数学の得点は、英語や国語よりも低いけれど、平均点も低く3教科の中ではAさんとしては一番高い偏差値になっている。
TOEICのような資格認定テストでは、受験者の得点や分布、試験の標準偏差などが公開されているものもある。しかし、入試では、標準偏差は公開されないことが一般的だ。だから、模試などの得点から学力を測る必要がある。
正規分布について
次に、正規分布のグラフを示す。理想的な標本の分布を前提としているので、左右に均等に綺麗な形になっている。
このグラフでは、平均点を取る受験者が一番多く、左右に同じように広がっている。両極端もどんどんと少なくはなるがゼロにはならない。(実際のテストでは受験者が一定の数なので、両端には限りがある)
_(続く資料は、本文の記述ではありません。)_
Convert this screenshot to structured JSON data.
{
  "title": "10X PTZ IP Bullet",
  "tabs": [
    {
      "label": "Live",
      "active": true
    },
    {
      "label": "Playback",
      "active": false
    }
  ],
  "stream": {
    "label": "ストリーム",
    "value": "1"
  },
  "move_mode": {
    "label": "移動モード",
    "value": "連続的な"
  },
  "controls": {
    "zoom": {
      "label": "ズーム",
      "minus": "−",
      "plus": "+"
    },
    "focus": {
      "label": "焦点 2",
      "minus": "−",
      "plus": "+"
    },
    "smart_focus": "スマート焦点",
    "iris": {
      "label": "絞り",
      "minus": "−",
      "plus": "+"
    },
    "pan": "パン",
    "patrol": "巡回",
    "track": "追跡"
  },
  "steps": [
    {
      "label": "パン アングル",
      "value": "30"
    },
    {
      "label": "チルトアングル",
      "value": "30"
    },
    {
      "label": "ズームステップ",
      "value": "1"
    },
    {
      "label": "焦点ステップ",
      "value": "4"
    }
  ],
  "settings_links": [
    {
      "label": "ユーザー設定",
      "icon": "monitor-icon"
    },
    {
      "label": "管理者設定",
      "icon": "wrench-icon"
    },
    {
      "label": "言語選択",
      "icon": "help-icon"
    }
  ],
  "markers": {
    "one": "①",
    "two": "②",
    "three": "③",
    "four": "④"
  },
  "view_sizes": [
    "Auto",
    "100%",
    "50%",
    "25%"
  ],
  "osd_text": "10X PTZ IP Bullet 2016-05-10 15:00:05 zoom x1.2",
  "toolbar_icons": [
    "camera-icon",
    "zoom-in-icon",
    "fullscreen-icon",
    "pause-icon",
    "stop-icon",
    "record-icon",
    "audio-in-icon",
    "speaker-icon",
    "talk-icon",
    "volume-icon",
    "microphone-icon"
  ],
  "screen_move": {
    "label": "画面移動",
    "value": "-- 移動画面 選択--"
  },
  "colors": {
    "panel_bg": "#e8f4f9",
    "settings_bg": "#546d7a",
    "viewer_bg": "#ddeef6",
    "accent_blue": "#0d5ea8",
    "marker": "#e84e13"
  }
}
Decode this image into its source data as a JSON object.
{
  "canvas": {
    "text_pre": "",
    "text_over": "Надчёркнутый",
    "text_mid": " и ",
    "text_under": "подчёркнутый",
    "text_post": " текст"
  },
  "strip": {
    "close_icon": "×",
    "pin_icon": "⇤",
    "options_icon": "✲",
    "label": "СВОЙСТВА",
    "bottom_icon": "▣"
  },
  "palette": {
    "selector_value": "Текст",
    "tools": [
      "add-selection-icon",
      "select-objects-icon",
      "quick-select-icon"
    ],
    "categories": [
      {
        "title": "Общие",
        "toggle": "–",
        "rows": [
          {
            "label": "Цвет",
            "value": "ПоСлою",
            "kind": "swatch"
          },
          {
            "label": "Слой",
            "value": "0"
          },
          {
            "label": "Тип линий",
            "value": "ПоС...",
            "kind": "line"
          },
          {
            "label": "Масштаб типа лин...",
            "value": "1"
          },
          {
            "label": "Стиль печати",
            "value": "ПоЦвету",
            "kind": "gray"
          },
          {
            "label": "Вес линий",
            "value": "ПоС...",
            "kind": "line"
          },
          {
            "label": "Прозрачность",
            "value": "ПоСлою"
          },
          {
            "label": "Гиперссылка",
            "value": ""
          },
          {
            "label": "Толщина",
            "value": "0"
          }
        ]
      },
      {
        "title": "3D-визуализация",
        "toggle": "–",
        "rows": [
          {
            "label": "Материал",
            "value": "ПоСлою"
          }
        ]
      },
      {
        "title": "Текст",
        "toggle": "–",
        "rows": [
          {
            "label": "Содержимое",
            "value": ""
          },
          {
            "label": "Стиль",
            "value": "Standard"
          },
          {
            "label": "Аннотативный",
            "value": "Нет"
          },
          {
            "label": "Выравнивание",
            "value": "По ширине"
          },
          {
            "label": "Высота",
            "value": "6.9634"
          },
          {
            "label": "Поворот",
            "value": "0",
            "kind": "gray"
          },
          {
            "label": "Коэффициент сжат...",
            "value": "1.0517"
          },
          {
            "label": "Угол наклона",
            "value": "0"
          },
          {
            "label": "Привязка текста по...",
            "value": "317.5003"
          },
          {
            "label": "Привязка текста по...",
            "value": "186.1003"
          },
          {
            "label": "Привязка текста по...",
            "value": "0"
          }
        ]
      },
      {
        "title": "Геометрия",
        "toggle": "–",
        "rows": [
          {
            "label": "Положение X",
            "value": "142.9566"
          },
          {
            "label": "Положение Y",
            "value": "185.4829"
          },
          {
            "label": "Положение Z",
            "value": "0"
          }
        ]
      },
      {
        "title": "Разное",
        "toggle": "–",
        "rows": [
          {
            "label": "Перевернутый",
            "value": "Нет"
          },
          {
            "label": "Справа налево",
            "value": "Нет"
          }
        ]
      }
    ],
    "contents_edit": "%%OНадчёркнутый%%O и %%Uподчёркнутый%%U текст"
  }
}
このグラフは正規分布グラフというもので、テスト結果がこのような分布をしていると仮定して計算される。
この図の横軸の40.0から60.0の間に入る確率は、68.27%である(これは平均点から上下に1標準偏差内(±σ)という意味である)。また、30.0から70.0の間に入る確率は、95.45%となる。20.0から80.0の間に入る確率は、99.73%である。
偏差値が60.0以上になる確率は何パーセントか、と考えるときには、この数字を用いて、100 – 68.27 = 31.73 で、上位だけを見るので2で割るとおよそ15.87%となる。
同様に、偏差値70.0であれば、100-95.45=4.55で、2で割ると2.28%となる。偏差値80.0の時は、0.13%となる。
これをわかりやすい表にしたものがこのページである。
→「偏差値と上位パーセントの対応表」
十分に受験者数が多くて、試験問題が学力のレベルを幅広く測れるようになっており、受験者も極端な偏りがない場合には、このようなグラフの形となるのだろう。